Um dos indivíduos cujo nome e idade não apurámos foi encarcerado no fim-de-semana passado no distrito de Meconta. Os outros quatro, que respondem pelos nomes A. Muluku, A. Khurela, A. Avucula e T. Anacleto, de idades compreendidas entre 35 e 64 anos, estão presos desde segunda-feira (25), no posto administrativo de Iapala, distrito de Ribáuè.

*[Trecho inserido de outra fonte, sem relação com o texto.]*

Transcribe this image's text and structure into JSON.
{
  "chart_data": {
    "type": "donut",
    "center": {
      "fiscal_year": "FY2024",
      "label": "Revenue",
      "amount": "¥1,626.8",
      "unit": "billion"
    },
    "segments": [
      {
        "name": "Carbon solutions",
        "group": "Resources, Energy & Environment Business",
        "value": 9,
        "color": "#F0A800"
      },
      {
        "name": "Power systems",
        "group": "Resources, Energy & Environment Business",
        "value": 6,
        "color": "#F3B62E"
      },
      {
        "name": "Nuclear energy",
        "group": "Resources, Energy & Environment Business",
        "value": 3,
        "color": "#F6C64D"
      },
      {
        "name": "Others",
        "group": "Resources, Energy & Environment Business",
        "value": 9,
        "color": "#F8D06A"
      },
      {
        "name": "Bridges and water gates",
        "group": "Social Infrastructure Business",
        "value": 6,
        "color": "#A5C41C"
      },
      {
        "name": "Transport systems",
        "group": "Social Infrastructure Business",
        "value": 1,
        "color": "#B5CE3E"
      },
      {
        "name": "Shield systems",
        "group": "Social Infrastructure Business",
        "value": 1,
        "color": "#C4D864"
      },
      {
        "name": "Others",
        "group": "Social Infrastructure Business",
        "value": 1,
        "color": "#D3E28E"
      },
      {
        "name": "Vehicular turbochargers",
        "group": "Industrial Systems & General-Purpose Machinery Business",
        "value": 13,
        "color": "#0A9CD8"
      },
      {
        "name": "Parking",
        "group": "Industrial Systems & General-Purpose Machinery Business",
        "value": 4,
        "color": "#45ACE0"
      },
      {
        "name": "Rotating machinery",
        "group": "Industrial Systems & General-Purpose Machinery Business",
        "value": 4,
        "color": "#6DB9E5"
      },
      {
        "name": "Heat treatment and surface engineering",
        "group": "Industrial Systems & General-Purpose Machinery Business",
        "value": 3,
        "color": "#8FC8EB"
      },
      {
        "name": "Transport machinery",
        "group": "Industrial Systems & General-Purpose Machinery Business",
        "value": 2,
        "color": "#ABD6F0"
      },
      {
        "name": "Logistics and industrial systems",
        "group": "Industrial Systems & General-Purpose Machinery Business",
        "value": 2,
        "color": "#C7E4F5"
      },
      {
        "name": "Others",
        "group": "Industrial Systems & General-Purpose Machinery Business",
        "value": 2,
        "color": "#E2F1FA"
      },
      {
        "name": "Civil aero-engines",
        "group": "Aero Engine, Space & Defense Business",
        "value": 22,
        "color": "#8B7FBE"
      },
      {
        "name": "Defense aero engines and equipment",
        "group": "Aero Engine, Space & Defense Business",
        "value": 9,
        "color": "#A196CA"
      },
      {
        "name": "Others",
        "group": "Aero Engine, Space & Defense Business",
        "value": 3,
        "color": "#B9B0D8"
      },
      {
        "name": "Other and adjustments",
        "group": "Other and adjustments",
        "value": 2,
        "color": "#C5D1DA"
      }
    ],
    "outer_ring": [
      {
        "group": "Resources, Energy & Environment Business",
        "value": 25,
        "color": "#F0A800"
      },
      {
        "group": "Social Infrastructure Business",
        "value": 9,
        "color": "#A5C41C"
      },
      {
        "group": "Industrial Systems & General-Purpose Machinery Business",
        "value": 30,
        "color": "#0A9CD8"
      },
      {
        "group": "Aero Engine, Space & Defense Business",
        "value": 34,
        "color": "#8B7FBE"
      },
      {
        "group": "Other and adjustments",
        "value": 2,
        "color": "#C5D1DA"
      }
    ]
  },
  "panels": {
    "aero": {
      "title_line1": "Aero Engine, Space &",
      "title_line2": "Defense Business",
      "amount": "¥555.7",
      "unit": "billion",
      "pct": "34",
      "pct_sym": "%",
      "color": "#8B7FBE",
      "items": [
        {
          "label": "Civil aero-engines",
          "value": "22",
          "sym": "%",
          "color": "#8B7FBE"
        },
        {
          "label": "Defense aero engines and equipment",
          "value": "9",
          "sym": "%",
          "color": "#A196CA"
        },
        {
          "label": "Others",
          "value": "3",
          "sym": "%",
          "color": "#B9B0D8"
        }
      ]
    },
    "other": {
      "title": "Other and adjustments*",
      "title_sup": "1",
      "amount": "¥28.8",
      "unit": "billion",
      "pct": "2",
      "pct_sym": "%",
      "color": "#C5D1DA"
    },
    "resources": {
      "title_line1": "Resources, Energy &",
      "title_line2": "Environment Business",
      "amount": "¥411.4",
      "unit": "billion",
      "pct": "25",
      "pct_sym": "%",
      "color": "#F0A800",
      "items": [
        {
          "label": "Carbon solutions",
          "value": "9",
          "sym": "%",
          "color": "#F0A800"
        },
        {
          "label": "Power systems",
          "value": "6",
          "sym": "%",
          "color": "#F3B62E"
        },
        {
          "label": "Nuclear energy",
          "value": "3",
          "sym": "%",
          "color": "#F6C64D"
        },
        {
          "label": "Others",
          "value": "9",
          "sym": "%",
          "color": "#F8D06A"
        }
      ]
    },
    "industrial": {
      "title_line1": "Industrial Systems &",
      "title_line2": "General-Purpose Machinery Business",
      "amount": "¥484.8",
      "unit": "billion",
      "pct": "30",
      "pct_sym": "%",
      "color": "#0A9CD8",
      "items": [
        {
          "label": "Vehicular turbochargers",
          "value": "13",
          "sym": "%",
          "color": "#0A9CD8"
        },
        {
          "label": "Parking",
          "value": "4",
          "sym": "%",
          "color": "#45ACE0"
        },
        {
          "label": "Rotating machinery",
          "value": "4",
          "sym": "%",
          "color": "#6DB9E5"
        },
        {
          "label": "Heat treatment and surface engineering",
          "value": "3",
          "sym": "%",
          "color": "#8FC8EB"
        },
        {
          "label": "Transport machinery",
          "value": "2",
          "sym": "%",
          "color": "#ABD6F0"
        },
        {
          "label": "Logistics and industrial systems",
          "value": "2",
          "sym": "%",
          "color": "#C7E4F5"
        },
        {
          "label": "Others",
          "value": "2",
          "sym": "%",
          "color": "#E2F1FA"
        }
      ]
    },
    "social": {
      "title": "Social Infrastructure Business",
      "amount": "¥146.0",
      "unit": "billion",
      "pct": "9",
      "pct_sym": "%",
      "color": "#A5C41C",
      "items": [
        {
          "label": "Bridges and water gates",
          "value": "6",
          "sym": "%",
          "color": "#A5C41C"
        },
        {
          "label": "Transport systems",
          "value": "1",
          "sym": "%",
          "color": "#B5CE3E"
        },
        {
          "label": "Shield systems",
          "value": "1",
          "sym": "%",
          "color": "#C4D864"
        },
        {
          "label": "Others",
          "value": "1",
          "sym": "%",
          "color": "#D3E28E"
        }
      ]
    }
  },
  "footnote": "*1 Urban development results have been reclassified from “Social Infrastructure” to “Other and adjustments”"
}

Informações não confirmadas dão conta de que eles foram neutralizados logo após serem apresentados publicamente como sendo os líderes comunitários que irão fazer parte da governação que Afonso Dhlakama ameaça levar a cabo a partir de Março próximo, no contexto da vitória que a Renamo reclama nas últimas eleições gerais, nas províncias de Nampula, Niassa, Manica, Sofala, Tete e Zambézia.

Outras informações, também oficiosas, indicam que a “Perdiz” tem estado a reunir-se com frequência em preparação de prováveis dirigentes de base nos distritos de Nampula.

Contactado pelo @Verdade, Abiba Abá, delegada política interina e provincial da Renamo em Nampula, confirmou a detenção dos cinco cidadãos do seu partido, mas disse que não sabe quais foram as causas.

No Comando Provincial da PRM em Nampula, Sérgio Mourinho, porta-voz da corporação, confirmou a neutralização dos indivíduos a que nos referimos e explicou que eles estavam a ser apresentados como régulos nos distritos em alusão.

“Eles alegam que ganharam as eleições de 15 de Outubro de 2014. Neste momento dizem que estão a apresentar seus régulos, dirigentes de base e depois irão indicar os chefes dos postos administradores e governadores”, disse Mourinho e classificou tal situação como um “atentado à ordem pública e é contra a Constituição da República”.

Mourinho afirmou ainda que a Polícia vai também deter os delegados políticos da Renamo que reúnem com a população para apresenta-la as pessoas que irão fazer parte da governação ora propalada, a partir de Março.